33. Осталось сказать еще о справедливости (dikaiosynēs) – что она такое, в чем проявляется и к чему относится. Возьмем сначала справедливое – что оно такое. Справедливое бывает двух родов. Один из них – соответствие закону: справедливым называют то, что приказывает закон. Закон велит поступать мужественно, благоразумно и вообще вести себя в согласии с тем, что зовется добродетелями. Вот почему, как говорят, справедливость – это, по-видимому, некая совершенная добродетель. Ведь если справедливое – это то, что велит делать закон, а закон приказывает исполнять все добродетели, то поступающий справедливо в соответствии с требованиями закона достигнет совершенного достоинства, так что справедливый и справедливость – это некая совершенная добродетель. В этом состоит и к этому относится один род справедливого. Однако мы исследуем не такое справедливое и не такую справедливость. В самом деле, при таком понимании справедливого возможно быть справедливым самому с собой: благоразумный, мужественный, воздержный бывает таким сам по себе. От упомянутого справедливого, требуемого законом, отличен второй род справедливого – справедливое по отношению к другому человеку. В вещах справедливых по отношению к другому человеку нельзя быть справедливым [только] для самого себя. А мы исследуем как раз справедливое по отношению к другому и соответствующую ему справедливость58.

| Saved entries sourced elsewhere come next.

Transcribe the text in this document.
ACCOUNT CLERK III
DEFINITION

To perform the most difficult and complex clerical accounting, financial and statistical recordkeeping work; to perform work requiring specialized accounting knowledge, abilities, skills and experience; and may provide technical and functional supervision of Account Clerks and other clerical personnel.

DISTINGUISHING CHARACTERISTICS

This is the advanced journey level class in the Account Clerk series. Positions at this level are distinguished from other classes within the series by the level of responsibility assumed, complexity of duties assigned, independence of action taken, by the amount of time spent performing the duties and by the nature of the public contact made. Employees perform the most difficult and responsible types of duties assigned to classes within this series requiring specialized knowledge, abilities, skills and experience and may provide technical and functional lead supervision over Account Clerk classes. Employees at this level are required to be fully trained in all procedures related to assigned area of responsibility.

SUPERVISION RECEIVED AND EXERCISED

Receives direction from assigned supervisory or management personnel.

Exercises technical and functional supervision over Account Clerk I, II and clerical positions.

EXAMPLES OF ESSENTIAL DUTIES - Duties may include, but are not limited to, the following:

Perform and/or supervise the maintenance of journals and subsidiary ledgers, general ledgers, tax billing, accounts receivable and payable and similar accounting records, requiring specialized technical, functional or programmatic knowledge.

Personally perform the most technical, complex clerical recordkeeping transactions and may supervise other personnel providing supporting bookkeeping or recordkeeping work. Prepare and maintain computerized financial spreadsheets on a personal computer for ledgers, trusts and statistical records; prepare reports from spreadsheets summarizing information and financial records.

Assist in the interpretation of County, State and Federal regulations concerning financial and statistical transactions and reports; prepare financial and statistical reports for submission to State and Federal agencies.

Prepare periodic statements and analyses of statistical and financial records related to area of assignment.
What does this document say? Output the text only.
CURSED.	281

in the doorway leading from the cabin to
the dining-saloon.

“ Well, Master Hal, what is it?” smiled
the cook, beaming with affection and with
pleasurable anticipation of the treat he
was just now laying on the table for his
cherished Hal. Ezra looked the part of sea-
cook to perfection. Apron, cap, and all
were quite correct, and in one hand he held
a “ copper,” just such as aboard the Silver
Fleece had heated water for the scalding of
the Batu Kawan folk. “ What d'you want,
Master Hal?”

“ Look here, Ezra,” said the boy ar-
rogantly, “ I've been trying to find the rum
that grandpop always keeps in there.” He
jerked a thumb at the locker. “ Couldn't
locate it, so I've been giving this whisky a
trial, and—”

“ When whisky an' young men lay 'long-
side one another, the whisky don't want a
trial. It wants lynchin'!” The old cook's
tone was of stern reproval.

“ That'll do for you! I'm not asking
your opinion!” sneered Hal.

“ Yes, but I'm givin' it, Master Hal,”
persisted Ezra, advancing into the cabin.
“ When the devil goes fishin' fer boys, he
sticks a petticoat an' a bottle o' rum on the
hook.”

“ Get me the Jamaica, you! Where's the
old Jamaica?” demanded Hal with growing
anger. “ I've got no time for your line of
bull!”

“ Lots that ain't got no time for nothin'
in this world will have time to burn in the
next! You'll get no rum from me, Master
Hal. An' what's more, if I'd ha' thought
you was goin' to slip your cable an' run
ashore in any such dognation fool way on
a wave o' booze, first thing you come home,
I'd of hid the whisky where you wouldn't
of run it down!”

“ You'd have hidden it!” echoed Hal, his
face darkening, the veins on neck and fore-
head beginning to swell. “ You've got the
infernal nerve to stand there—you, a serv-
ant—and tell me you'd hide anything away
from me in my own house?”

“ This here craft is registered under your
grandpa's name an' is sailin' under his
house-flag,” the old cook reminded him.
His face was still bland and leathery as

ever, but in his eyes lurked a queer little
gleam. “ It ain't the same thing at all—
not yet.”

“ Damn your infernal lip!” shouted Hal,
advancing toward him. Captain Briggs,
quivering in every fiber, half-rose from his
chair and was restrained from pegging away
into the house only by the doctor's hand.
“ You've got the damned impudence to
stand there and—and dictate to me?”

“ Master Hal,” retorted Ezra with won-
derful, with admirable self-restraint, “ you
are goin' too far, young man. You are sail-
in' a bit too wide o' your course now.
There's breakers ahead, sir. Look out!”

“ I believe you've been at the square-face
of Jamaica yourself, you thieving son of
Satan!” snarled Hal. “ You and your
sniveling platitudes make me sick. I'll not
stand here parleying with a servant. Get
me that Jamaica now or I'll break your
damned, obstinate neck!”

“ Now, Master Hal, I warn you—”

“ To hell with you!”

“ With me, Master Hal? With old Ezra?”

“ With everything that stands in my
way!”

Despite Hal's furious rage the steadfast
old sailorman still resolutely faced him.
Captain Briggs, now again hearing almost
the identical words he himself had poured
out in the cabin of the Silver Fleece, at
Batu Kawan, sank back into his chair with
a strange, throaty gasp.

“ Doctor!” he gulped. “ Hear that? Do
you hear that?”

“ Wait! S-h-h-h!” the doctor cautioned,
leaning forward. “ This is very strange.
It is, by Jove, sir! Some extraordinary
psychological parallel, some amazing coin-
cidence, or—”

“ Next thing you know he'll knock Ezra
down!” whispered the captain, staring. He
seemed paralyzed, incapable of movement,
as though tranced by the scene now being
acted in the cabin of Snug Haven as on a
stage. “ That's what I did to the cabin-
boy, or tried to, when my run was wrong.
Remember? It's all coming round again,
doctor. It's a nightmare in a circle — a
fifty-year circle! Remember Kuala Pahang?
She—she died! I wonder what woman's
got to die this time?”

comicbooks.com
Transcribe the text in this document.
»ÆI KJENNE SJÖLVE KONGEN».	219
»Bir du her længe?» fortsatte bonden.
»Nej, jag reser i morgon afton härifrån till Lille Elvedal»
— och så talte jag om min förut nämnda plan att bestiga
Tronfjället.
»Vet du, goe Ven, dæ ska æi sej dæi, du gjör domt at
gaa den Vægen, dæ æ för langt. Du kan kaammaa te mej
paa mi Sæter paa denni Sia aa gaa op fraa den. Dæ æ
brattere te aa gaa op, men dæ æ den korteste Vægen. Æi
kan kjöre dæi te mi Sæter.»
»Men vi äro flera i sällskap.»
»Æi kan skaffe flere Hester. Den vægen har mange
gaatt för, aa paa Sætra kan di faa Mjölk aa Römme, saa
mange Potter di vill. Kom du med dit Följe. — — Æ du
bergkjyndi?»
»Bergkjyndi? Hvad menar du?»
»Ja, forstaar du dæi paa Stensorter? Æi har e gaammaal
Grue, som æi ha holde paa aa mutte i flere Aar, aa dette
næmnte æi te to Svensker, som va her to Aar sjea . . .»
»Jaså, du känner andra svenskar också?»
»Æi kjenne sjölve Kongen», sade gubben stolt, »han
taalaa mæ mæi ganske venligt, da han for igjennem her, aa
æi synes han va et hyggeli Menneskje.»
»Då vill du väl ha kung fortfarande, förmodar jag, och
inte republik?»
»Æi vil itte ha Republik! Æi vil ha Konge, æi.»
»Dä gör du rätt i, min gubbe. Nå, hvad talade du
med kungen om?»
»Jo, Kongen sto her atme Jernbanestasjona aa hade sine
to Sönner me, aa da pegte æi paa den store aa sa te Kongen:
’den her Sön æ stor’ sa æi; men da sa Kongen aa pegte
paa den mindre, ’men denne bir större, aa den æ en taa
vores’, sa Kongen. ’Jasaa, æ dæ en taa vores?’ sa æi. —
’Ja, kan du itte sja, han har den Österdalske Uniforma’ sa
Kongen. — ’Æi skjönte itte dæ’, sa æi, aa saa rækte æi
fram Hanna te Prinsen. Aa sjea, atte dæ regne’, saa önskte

Справедливое по отношению к другому есть, собственно говоря, равенство (to ison). В самом деле, несправедливое – это неравное: когда люди наделяют себя хорошими вещами больше, а плохими меньше, то тут имеет место неравенство, и принято думать, что таким путем совершают несправедливость и подвергаются ей. Итак, если несправедливость сводится к неравенству, то очевидно, что справедливость и справедливое состоят в равенстве обязательств (symbolaiōn). Поэтому ясно, что справедливость есть некая середина между излишеством и нехваткой, между многим и малым: несправедливый, совершая несправедливость, имеет больше, а терпящий несправедливость, подвергаясь ей, имеет меньше. Середина между ними – справедливое, среднее же – это равное. Так что равное между большим и меньшим справедливо, а справедливый – это человек, стремящийся иметь равное. Причем равное бывает между по меньшей мере двумя лицами. Итак, быть равным по отношению к другому справедливо, и такого человека можно назвать справедливым.
Поскольку, однако, справедливость заключена в справедливом, то есть в равном, то есть в середине, причем о справедливом говорится как о справедливом в чем-то, о равном – как о равном чему-то, о среднем – как о среднем между чем-то, то, следовательно, справедливость и справедливое будут таковыми по отношению к кому-то и в чем-то.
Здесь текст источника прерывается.